How can I get started?
Here’s a rundown of the process and what to expect:
- Contact us to initiate the recast request, specifying the amount of your principal reduction payment(s).
- We’ll confirm whether your loan is eligible based on the above requirements and notify you as follows within two business days:
- If your loan is not eligible, we will mail you a letter notifying you of requirement(s) not met.
- If your loan is eligible, we will mail you a package with a Recast Agreement detailing your anticipated new loan balance, reamortization, and the modified terms of your loan along with step-by-step instructions for completing your recast.
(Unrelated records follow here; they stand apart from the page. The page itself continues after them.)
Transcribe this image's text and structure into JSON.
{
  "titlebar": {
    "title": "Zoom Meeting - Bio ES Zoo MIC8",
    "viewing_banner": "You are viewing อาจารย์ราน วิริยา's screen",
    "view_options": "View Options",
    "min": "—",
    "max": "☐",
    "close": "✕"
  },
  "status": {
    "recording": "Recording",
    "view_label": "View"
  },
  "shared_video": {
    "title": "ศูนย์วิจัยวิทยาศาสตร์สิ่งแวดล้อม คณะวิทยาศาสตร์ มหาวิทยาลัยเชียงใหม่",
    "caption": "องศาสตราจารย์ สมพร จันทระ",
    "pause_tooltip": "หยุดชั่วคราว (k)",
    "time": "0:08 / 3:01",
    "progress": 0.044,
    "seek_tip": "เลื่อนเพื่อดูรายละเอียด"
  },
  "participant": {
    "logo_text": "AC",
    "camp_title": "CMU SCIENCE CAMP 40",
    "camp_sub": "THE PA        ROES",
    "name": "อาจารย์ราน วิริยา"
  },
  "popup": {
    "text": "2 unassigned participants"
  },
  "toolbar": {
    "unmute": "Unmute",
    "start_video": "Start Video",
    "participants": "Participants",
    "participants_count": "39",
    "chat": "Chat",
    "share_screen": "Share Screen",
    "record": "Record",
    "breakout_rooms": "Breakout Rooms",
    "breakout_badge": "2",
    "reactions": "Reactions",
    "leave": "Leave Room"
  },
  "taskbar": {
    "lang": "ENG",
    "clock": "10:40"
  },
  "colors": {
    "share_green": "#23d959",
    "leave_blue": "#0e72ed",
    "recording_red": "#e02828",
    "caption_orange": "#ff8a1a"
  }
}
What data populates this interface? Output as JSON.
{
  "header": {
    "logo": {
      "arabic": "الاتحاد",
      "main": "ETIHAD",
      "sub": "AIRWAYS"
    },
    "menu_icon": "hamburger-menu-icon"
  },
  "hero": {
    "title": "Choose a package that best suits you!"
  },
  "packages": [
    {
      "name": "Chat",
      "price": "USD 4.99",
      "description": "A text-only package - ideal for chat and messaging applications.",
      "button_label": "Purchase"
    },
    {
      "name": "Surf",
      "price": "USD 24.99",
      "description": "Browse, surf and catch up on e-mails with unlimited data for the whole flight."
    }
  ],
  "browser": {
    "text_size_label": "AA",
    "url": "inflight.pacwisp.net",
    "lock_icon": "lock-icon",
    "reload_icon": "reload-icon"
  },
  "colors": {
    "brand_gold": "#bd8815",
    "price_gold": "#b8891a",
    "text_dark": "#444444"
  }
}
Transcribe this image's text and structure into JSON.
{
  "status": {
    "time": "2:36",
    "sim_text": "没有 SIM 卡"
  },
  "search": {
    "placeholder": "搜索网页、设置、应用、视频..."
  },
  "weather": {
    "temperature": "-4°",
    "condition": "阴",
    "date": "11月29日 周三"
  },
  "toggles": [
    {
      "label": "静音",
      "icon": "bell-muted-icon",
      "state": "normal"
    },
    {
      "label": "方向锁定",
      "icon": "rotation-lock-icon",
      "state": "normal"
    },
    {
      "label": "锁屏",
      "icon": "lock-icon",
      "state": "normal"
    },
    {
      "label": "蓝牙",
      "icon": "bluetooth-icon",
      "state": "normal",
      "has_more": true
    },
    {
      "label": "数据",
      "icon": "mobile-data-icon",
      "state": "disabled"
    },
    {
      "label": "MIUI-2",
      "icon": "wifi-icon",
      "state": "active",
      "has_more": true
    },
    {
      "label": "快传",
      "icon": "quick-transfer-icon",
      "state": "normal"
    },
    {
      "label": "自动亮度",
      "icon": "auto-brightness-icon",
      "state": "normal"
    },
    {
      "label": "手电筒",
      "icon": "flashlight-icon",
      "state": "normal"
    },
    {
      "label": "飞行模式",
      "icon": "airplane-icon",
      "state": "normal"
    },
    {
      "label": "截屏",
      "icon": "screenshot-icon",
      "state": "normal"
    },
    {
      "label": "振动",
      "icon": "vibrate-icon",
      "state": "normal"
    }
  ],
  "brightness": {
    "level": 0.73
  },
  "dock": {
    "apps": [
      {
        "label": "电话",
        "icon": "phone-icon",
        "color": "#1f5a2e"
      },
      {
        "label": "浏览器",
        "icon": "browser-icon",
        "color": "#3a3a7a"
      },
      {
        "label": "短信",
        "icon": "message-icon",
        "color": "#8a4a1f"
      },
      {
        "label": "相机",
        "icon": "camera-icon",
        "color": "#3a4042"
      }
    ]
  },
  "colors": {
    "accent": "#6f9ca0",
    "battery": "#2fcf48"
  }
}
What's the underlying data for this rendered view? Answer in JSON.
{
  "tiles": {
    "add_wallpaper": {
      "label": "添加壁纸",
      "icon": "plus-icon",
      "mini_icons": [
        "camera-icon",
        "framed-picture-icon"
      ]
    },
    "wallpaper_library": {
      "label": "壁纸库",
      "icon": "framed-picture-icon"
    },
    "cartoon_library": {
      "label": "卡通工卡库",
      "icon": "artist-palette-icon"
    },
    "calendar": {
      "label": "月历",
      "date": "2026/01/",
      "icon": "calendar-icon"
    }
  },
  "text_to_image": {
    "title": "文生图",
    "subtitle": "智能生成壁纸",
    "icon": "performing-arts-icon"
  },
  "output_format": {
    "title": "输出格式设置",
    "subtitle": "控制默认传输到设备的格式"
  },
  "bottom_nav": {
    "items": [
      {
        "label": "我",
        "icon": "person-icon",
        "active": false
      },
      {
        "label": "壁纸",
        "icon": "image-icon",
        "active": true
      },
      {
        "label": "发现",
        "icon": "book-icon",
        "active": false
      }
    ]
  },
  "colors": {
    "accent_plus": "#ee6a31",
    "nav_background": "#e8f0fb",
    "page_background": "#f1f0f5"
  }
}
- If applicable, we will reassess whether mortgage insurance will still be required based on the terms of your Recast Agreement. If, after the recast, your Loan-to-Value ratio satisfies the automatic termination requirement for your loan and all other requirements are met, we will notify you and initiate the process.
- Within 15 days of the Recast Agreement date, you will need to:
- Return a signed and notarized copy of the Agreement; and,
- Wire or mail certified funds (i.e., cashiers check) covering the full amount due to complete your recast, including the principal reduction payment and $300 processing fee as applicable. Electronic payments can be made for principal reduction payments of $25,000 or less. Please refer to your recast package for your specific payment details and instructions.
- Once we receive the signed Recast Agreement and funds, we will:
- Process your payment and, if applicable, post the principal reduction to your loan.
- Update our systems to reflect your new payment amount.
- Send you a new billing statement that reflects your new payment amount; please note, until your new payment amount goes into effect, you must continue paying the current amount due each month. Please refer to your Recast Agreement for the date on which you should begin to pay the new monthly payment amount.
- Send you a secured message to let you know the process is complete and provide your new payment amount and effective date.
- If your loan is set up for autopay, your recurring draft will be adjusted automatically. If you use a third-party bill pay service or your financial institution’s bill pay function, you will need to change your payment settings to the new amount due.